Penangkapan dilakukan pada Senin (16/3/2026) sekitar pukul 14.30 WITA di wilayah Buntu Buaya, Lembang Sangbua, Kecamatan Kesu’, Kabupaten Toraja Utara.
Informasi yang dihimpun dari Tim Resmob Polres Toraja Utara menyebutkan, kasus ini terungkap setelah adanya laporan dari pihak keluarga korban yang merasa keberatan atas dugaan perbuatan pelaku.
ADVERTISEMENT

SCROLL TO RESUME CONTENT
Dua korban dalam kasus ini masing-masing berinisial F.A.A (9) dan J.V (14), keduanya masih berstatus pelajar.
Dari keterangan Tim Resmob, peristiwa pertama terjadi pada Juni 2025 di wilayah Kalaulu, Kecamatan Kesu’, Toraja Utara.
Saat itu, korban F.A.A yang merupakan anak kandung berada di rumah bersama terduga pelaku.
Terduga pelaku kemudian mengikuti korban ke dalam kamar dan diduga melakukan tindakan asusila.
Sementara itu, kejadian kedua terjadi pada Oktober 2025.
Korban J.V yang masih memiliki hubungan keluarga (keponakan terduga pelaku) datang berkunjung ke rumah terduga pelaku.
Saat berada di dalam kamar, terduga pelaku kembali melakukan perbuatan tidak senonoh terhadap korban.
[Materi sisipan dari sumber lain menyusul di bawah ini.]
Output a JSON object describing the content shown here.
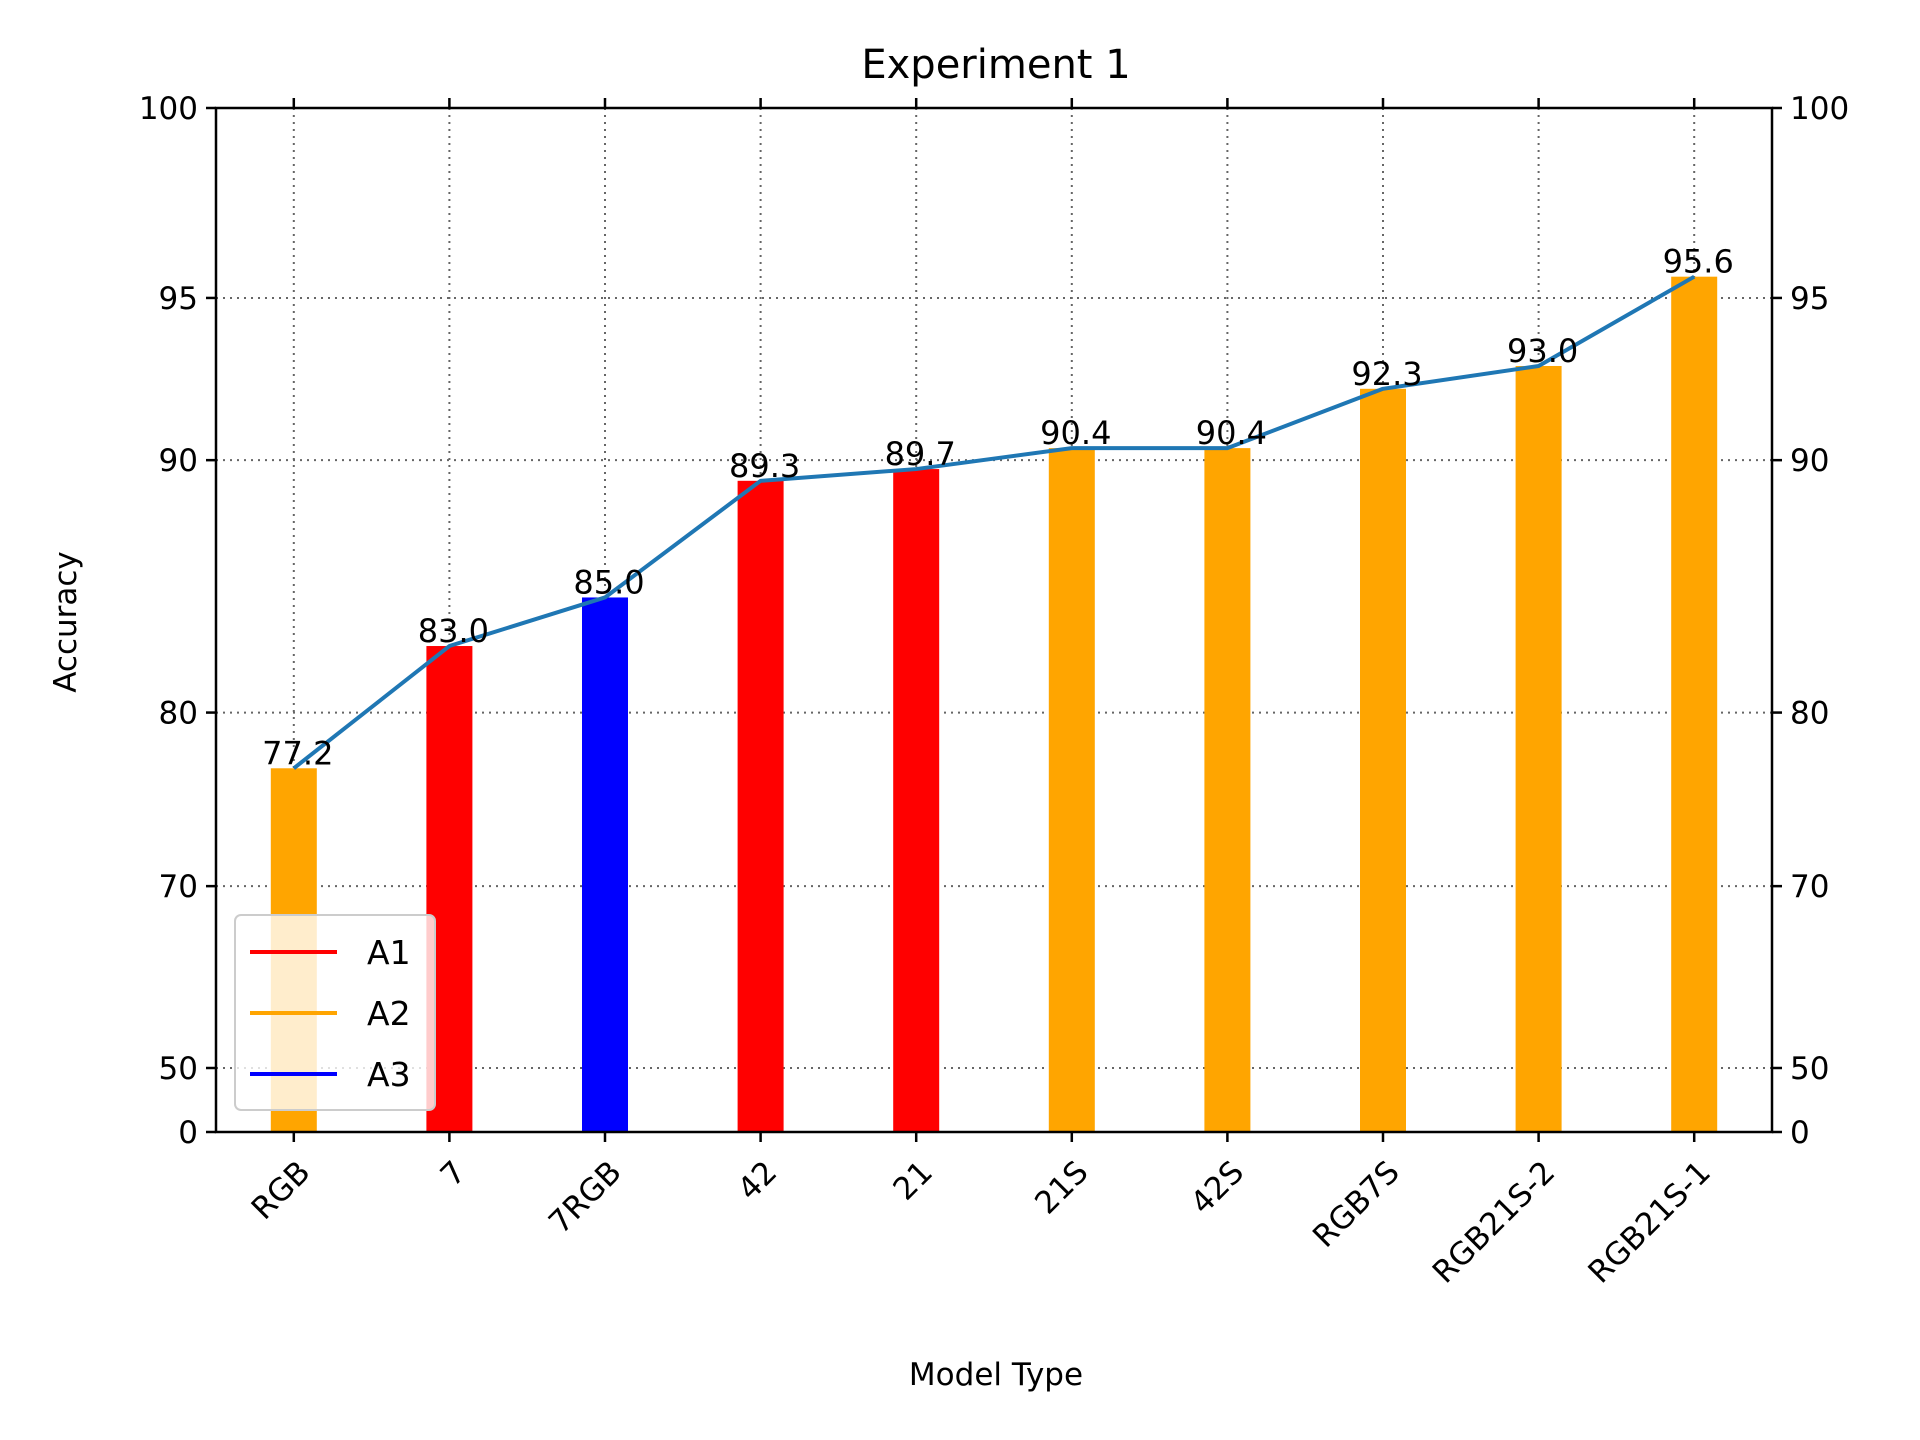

Atas dua peristiwa tersebut, pihak keluarga akhirnya melaporkan kejadian itu ke Polres Toraja Utara untuk diproses lebih lanjut.
Tim Resmob yang menerima laporan tersebut langsung melakukan penyelidikan dan pengumpulan bahan keterangan untuk mengetahui keberadaan pelaku.
Setelah memastikan lokasi pelaku, tim bergerak cepat melakukan penangkapan. Namun saat hendak diamankan, pelaku sempat melarikan diri ke arah sungai.
Petugas kemudian memberikan tembakan peringatan ke udara sebanyak tiga kali. Pelaku akhirnya berhasil diamankan tanpa perlawanan lebih lanjut.
Selanjutnya, terduga pelaku dibawa ke Mapolres Toraja Utara guna menjalani pemeriksaan dan proses hukum lebih lanjut.
Pihak kepolisian menegaskan akan menindak tegas setiap pelaku kekerasan terhadap anak serta mengimbau masyarakat untuk segera melapor apabila menemukan atau mengalami kejadian serupa.